Scanning tunneling microscopic observations of commensurate crystalline structures for horizontally deposited cadmium stearate bilayers on graphite

Bilayers of cadmium stearate have been assembled on graphite substrates using a horizontal deposition method and imaged in air using a scanning tunneling microscope (STM). STM images of these bilayers, acquired at a series of tunneling currents, allow the position of the tip with respect to the graphite surface to be deduced. During STM imaging at small tunneling currents, these measurements indicate that the tip is located ca. 50 Å from the graphite surface, or approximately at the surface of the stearate bilayer (which is 50 Å in thickness). STM imaging with larger tunneling currents (up to 6 nA) caused the STM tip to move closer to the graphite surface (and therefore into the stearate bilayer) at steady-state.

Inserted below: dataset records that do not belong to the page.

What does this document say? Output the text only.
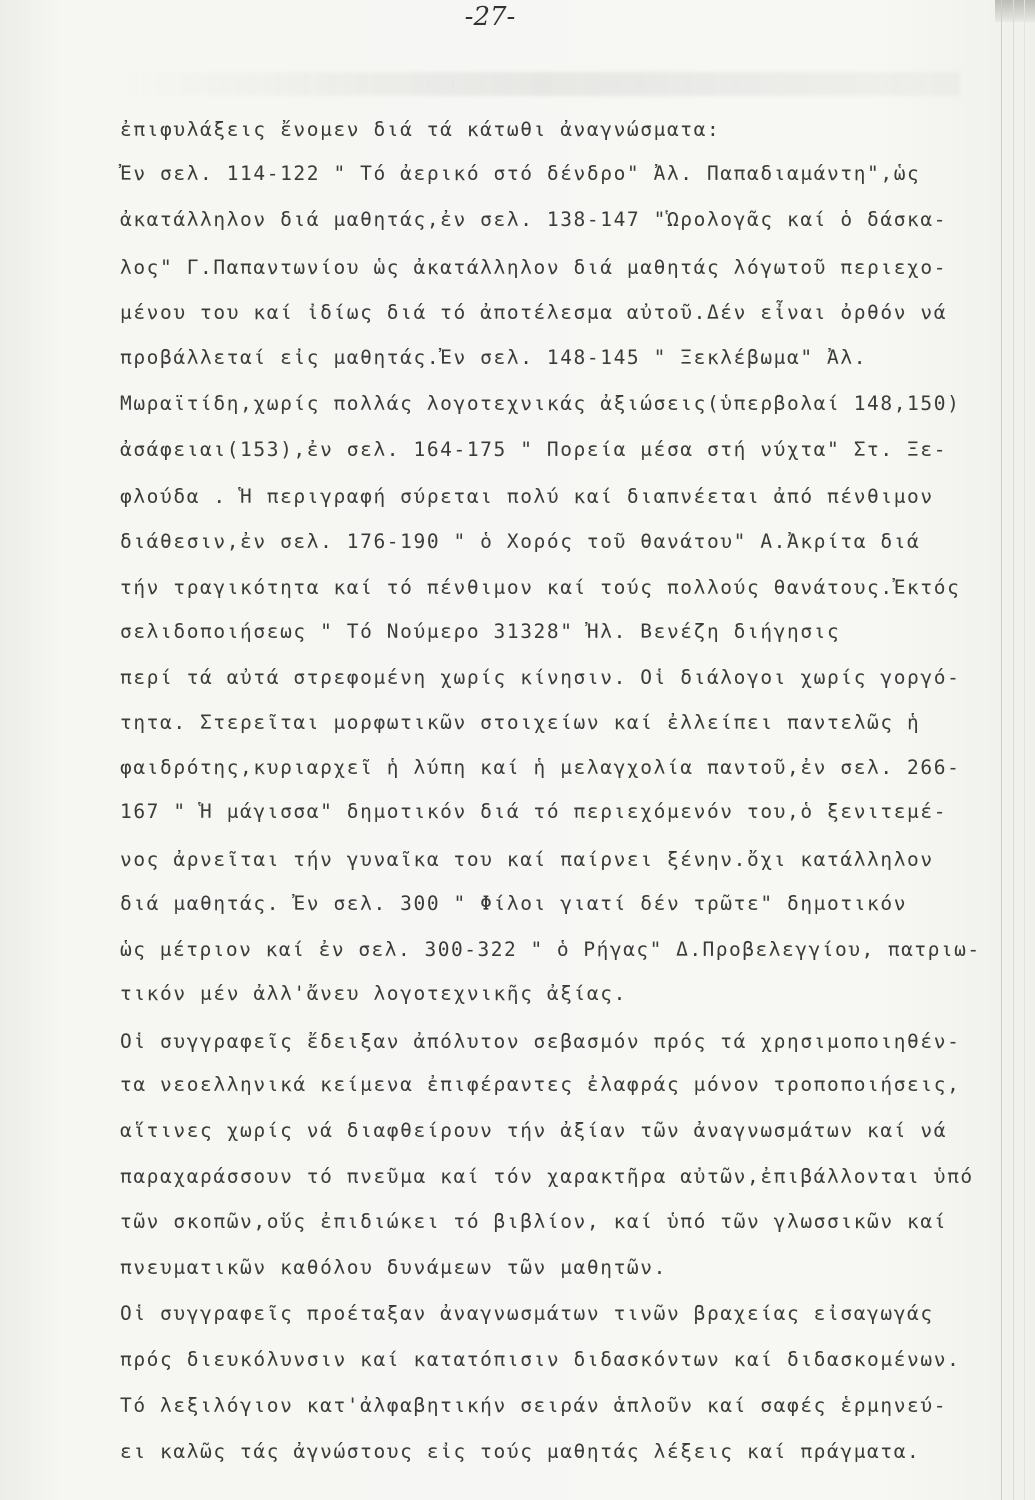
-27-
ἐπιφυλάξεις ἔνομεν διά τά κάτωθι ἀναγνώσματα:
Ἐν σελ. 114-122 " Τό ἀερικό στό δένδρο" Ἀλ. Παπαδιαμάντη",ὡς
ἀκατάλληλον διά μαθητάς,ἐν σελ. 138-147 "Ὡρολογᾶς καί ὁ δάσκα-
λος" Γ.Παπαντωνίου ὡς ἀκατάλληλον διά μαθητάς λόγωτοῦ περιεχο-
μένου του καί ἰδίως διά τό ἀποτέλεσμα αὐτοῦ.Δέν εἶναι ὀρθόν νά
προβάλλεταί εἰς μαθητάς.Ἐν σελ. 148-145 " Ξεκλέβωμα" Ἀλ.
Μωραϊτίδη,χωρίς πολλάς λογοτεχνικάς ἀξιώσεις(ὑπερβολαί 148,150)
ἀσάφειαι(153),ἐν σελ. 164-175 " Πορεία μέσα στή νύχτα" Στ. Ξε-
φλούδα . Ἡ περιγραφή σύρεται πολύ καί διαπνέεται ἀπό πένθιμον
διάθεσιν,ἐν σελ. 176-190 " ὁ Χορός τοῦ θανάτου" Α.Ἀκρίτα διά
τήν τραγικότητα καί τό πένθιμον καί τούς πολλούς θανάτους.Ἐκτός
σελιδοποιήσεως " Τό Νούμερο 31328" Ἠλ. Βενέζη διήγησις
περί τά αὐτά στρεφομένη χωρίς κίνησιν. Οἱ διάλογοι χωρίς γοργό-
τητα. Στερεῖται μορφωτικῶν στοιχείων καί ἐλλείπει παντελῶς ἡ
φαιδρότης,κυριαρχεῖ ἡ λύπη καί ἡ μελαγχολία παντοῦ,ἐν σελ. 266-
167 " Ἡ μάγισσα" δημοτικόν διά τό περιεχόμενόν του,ὁ ξενιτεμέ-
νος ἀρνεῖται τήν γυναῖκα του καί παίρνει ξένην.ὄχι κατάλληλον
διά μαθητάς. Ἐν σελ. 300 " Φίλοι γιατί δέν τρῶτε" δημοτικόν
ὡς μέτριον καί ἐν σελ. 300-322 " ὁ Ρήγας" Δ.Προβελεγγίου, πατριω-
τικόν μέν ἀλλ'ἄνευ λογοτεχνικῆς ἀξίας.
Οἱ συγγραφεῖς ἔδειξαν ἀπόλυτον σεβασμόν πρός τά χρησιμοποιηθέν-
τα νεοελληνικά κείμενα ἐπιφέραντες ἐλαφράς μόνον τροποποιήσεις,
αἵτινες χωρίς νά διαφθείρουν τήν ἀξίαν τῶν ἀναγνωσμάτων καί νά
παραχαράσσουν τό πνεῦμα καί τόν χαρακτῆρα αὐτῶν,ἐπιβάλλονται ὑπό
τῶν σκοπῶν,οὕς ἐπιδιώκει τό βιβλίον, καί ὑπό τῶν γλωσσικῶν καί
πνευματικῶν καθόλου δυνάμεων τῶν μαθητῶν.
Οἱ συγγραφεῖς προέταξαν ἀναγνωσμάτων τινῶν βραχείας εἰσαγωγάς
πρός διευκόλυνσιν καί κατατόπισιν διδασκόντων καί διδασκομένων.
Τό λεξιλόγιον κατ'ἀλφαβητικήν σειράν ἁπλοῦν καί σαφές ἑρμηνεύ-
ει καλῶς τάς ἀγνώστους εἰς τούς μαθητάς λέξεις καί πράγματα.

In the specific case of Cd stearate bilayers, these measurements indicate that “non-perturbative” STM imaging conditions, which cause no detectable penetration of the stearate bilayer by the STM tip, are readily accessible at low currents. Under these STM imaging conditions, the structure of condensed-phase stearate bilayers has been investigated at molecular resolution using constant average height mode data acquisition and fast scan frequencies in excess of 80 Hz. STM images of stearate bilayers consist of regular arrays of high-tunneling-current vertices, which are arranged in either of two types of lattices: centered rectangular (CR) or rectangular (R). Regions of these bilayers composed of mixed R and CR unit cells are also observed. Two-dimensional Fourier analysis of the STM data reveals that the hexagonal periodicity of the graphite substrate and the less symmetric lattice of the fatty acid salt are simultaneously visible. These data enable the registry of the fatty acid layer with respect to the graphite lattice to be accurately determined, and this analysis reveals that both the R and the CR lattices are commensurate.